I also found those two verses so liberating, because fear of death is a huge motivator for people. One of the most wonderful gifts of the gospel is the ability to be delivered from that fear of death, because we know Jesus has gone before us and that he has taken the hit that we deserve. Being united to him really enables us to be freed from lifelong slavery to fear of death.
How can people not directly involved in the healthcare profession help care for the health of others?
One of the major transformations that has happened in medicine is that the practice has moved far away from, “The doctor is right, do what they say,” towards a team effort, whether we’re dealing with populations or individuals. We’re much more explicitly trained to see ourselves as a team rather than as a hierarchy and to embrace inter-professional approaches.
Those teams really need to involve people who are not highly trained health professionals—people with various levels of training, including lay people. Child life specialists, for example, are trained and certified to help children with their fears as they encounter the healthcare system, particularly if they’re hospitalized. Helping the child and the parents not be terrified and to reduce stress as much as possible is part of the health profession, but it’s a very specific job that’s neither a physician nor or a surgeon or a nurse.
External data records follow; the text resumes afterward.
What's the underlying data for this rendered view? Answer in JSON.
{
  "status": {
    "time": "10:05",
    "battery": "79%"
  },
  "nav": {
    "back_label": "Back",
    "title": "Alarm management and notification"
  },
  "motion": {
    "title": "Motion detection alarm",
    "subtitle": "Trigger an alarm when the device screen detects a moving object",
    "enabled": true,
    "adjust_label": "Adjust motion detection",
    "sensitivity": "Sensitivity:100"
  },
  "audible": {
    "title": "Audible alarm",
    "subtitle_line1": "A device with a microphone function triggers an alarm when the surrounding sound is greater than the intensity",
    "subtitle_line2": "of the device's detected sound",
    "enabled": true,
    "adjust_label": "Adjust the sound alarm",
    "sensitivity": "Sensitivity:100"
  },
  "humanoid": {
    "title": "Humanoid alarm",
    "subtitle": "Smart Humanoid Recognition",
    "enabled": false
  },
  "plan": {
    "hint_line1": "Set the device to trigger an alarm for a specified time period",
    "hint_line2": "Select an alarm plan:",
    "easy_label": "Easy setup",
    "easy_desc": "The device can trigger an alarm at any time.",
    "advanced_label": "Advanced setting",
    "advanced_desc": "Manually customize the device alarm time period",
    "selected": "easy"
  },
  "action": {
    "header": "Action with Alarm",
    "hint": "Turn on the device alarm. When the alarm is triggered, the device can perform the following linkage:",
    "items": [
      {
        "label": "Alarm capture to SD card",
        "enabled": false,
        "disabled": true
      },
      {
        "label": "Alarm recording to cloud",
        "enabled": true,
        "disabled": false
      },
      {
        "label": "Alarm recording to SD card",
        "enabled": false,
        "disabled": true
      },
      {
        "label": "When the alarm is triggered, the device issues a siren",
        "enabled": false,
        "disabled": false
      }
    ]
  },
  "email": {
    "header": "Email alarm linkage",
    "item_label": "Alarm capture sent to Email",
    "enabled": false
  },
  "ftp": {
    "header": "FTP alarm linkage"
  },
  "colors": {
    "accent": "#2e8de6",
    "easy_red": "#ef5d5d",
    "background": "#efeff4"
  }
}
I love how healthcare has evolved to be more focused on teamwork and to involve the diverse roles of different people. Frankly, one of the things that all health professions and schools have discovered is the importance of being inclusive with regard to sex, gender, ethnic background, and so on, and of loving others with whom we might disagree, working agreeably and cohesively together as teams. It’s important to be intentional about helping women and people from minority backgrounds move into leadership positions. Medicine used to be a males-only profession, but it’s anything but that now, and we’re all the better for it.
What advice would you give to students seeking to pursue a career in healthcare?
To Christian students, I would say be engaged in fellowship, and find a mentor to guide you along. Begin developing habits and ways of being and thinking and doing as early as possible. Also, read some good books about health, and develop a theology of health and disease. I spent a gap year reading about Christian theology and the epistemology of science and digging into the philosophy and history of medicine before jumping into actual training of the profession.
Also, think about populations. One of the avenues that some medical students take is to get MPH and MD degrees, which help you learn both about patient care and the global health practice. Working with really underserved populations is great, as everyone you are taking care of is uninsured.
Traveling to immerse yourself in a culture with different resources and needs than those of the United States is also a really valuable experience. In my last year of medical school, my wife and I spent three months in India. It was a rich learning experience in all kinds of ways. While I didn’t do anything specifically in global health for many years after that, I knew that to be satisfied professionally and to fulfill my calling, I had to be intentional about moving into a more global space.